I can answer questions about wild mammals and other animals, as well as extinct animals and zoos. I am not an expert about every animal species. I can look up information from books and the internet, but can't verify if all the information is true. Please don't ask questions about: 1. Pets. I am not a vet. Please contact a vet if your pet is ill. You may need to spend some money if you want your pet to live. Don't get a pet if you don't know how to look after it and if you can't provide it with the space, food and possible companions that will help it live a healthy life. Don't take animals from the wild, unless they are ill and/or injured and you can protect them until a wildlife charity can help.
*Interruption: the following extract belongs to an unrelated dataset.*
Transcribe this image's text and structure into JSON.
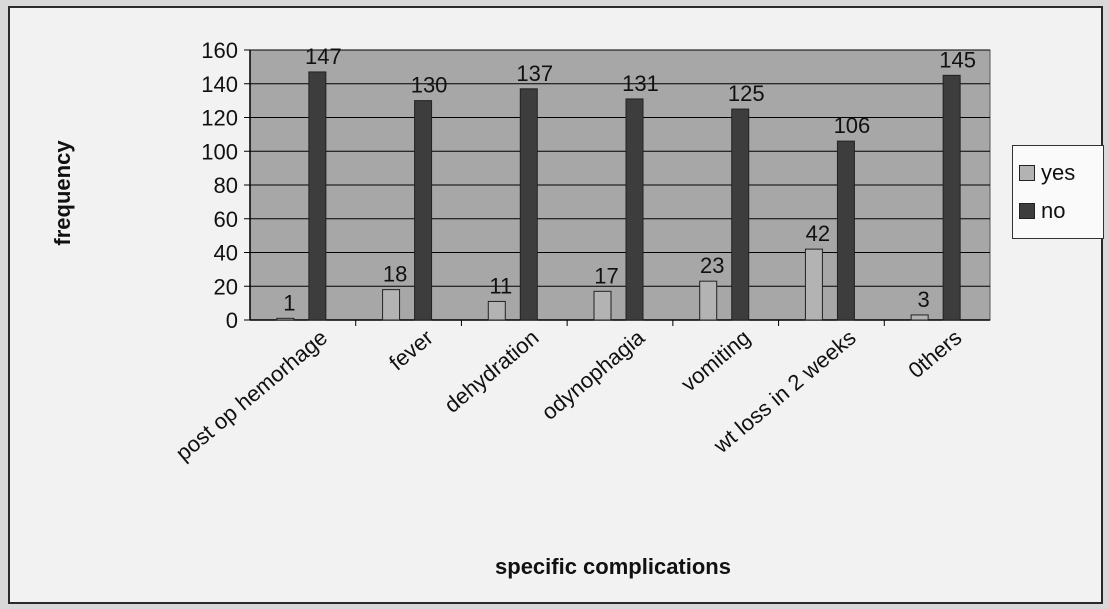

It is cruel to take animals from their parents, especially if the parents will look for the babies, while putting their other babies at risk. You may be breaking the law by keeping wild animals or you may need a licence to look after some species. Please check with a local wildlife group. 2. Eggs: Please don't remove eggs from nests. The mother birds provide the right temperature for the eggs and won't sit on them if the temperature is warm enough for them to develop naturally. It is illegal to remove eggs of some species and, unless you have an incubator or a broody hen, the egg may not develop. If you are allowed to touch the eggs, you can candle them to see if they are fertile. If theys aren't fertile, they won't hatch. 3. Fights: Please don't ask about fights between different animals. These questions assume that individuals of two species fight each time they meet and that one species will always be victorious over another. This is untrue. There are cases where a live mouse has been fed to a venomous snake, bitten the snake leading to the snake's demise. 4: Diseases: Please ask doctors or other medical experts about diseases that you may catch from animals. I can't advise on how to deal with viruses, bacteria etc.

Experience

I have a zoology degree and have been interested in animals since I was two. I am a zoo volunteer at London Zoo. I have appeared on a BBC Radio Quiz, 'Wildbrain'.

Organizations
WWF. ZSL. Natural History Museum. RSPB. London Bat Group.

Publications
Newsletters of London Zoo volunteers and the London Bat Group

Education/Credentials
BSC degree in Zoology. 'A' level in Zoology. 'O' Level in Biology.